Mother dreamed like I did; I knew it, even if she wouldn’t admit it. That meant she understood something about me, something primal and scary and outside normal human interaction. If I lost my connection to her, I would be alone in the world, especially given the rate at which I seemed to be alienating my old friends.
I felt myself tear up. Great. Crying in the local deli. As I dug a tissue from my purse, I mused that Winken, who was close to my mother’s age, might know a lot about her past. If I could get Winken talking, at the very least, she might kn
ow why my mother and Mary Ellen hated each other, giving me some leverage with Mary Ellen.
I dumped the remainder of my sandwich, and trudged back to the campaign to make more phone calls and surreptitious notes. At five o’clock, when Bailey rang to say she could meet for drinks after all, I nearly danced a jig. Could I ask her what the notations in Mother’s books meant? Would she have heard gossip—would she know what had traumatized Mother?

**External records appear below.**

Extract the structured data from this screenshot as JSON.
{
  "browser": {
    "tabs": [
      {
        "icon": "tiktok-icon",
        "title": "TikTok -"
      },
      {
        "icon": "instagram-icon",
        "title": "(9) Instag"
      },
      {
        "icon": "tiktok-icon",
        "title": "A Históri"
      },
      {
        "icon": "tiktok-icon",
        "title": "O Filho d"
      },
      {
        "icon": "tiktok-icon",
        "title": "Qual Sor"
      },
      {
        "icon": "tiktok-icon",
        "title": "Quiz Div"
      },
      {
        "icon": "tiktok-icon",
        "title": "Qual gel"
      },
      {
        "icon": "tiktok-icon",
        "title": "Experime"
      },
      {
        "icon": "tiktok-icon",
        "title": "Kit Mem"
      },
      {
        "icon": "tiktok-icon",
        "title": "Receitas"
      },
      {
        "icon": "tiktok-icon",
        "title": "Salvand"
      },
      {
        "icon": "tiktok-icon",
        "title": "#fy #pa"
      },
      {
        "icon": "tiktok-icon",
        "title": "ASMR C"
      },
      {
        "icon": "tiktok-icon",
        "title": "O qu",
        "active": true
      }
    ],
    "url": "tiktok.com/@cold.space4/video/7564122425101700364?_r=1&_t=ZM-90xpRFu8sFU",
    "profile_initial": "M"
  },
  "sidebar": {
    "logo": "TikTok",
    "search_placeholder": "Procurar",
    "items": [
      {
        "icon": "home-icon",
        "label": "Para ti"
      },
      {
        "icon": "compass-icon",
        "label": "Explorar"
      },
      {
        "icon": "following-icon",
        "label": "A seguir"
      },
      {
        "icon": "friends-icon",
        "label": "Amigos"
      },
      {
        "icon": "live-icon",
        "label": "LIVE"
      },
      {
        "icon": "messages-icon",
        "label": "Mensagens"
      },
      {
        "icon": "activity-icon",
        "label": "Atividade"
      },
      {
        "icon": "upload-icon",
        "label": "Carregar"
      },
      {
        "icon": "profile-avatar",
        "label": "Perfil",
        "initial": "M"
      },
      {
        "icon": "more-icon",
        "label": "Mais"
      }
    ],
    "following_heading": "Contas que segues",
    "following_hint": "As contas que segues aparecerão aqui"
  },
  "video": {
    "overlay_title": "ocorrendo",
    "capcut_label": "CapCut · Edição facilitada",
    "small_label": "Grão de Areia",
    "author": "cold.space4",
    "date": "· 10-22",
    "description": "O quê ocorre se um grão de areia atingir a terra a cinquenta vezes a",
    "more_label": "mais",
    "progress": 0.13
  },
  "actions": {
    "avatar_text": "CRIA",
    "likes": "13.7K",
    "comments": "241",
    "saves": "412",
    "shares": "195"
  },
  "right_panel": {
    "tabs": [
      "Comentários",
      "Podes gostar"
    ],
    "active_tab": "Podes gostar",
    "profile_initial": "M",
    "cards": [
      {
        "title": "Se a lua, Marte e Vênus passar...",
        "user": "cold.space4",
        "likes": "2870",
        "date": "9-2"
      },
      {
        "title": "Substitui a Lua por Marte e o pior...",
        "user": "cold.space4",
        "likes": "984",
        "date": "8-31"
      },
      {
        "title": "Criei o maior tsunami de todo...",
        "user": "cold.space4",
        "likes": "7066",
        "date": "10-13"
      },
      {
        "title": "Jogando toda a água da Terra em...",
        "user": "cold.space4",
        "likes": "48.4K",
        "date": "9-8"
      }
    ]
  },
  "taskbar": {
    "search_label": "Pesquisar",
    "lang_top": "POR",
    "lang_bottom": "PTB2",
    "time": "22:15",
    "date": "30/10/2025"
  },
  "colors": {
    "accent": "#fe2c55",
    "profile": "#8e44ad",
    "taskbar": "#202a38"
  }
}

I stuffed a rubber-banded packet of discarded envelopes with notes on them into a pocket in my purse. Bailey came upstairs to fetch me, and I followed her silver-blue Porsche through the glimmery early evening cold. Down by the water, where rows of pretty little shops offered useless imported goods to people with excess cash and space to display them, we snagged parking spots and went into a bistro with a bar strung across its right wall. Terra-cotta colored walls, low lights, and cream and brass fixtures signaled the high prices. Bailey ordered us martinis and slid onto a bar stool, shrugging off her cashmere coat.
“So, Clara. What have you been up to for the past fifteen years?”
The bartender flipped down cocktail napkins. Neutral and cool, Bailey adjusted hers a millimeter to the right.
I aimed for a light tone. “Mmm. A husband, six jobs, huge stretches of boredom. You?”
She laughed. “No husbands, lots of school and two jobs. Huge stretches of boredom. Not so dissimilar.”
“Two?”
“I did a stint with the DA, then switched sides to criminal law. How’d we lose touch, anyway?”
“This morning you claimed Ethan Olsen broke us up.”
“Oh, poor Ethan.”
I shook my head, not sure why I disagreed with her assessment. “I can’t remember why we both wanted him. Was he smart? Good-looking? Or did I just want him because you wanted him, and you wanted him because I did?”
“I really did want him. He had that scruffy musician charm, you know? Didn’t his band play at one of the school dances?”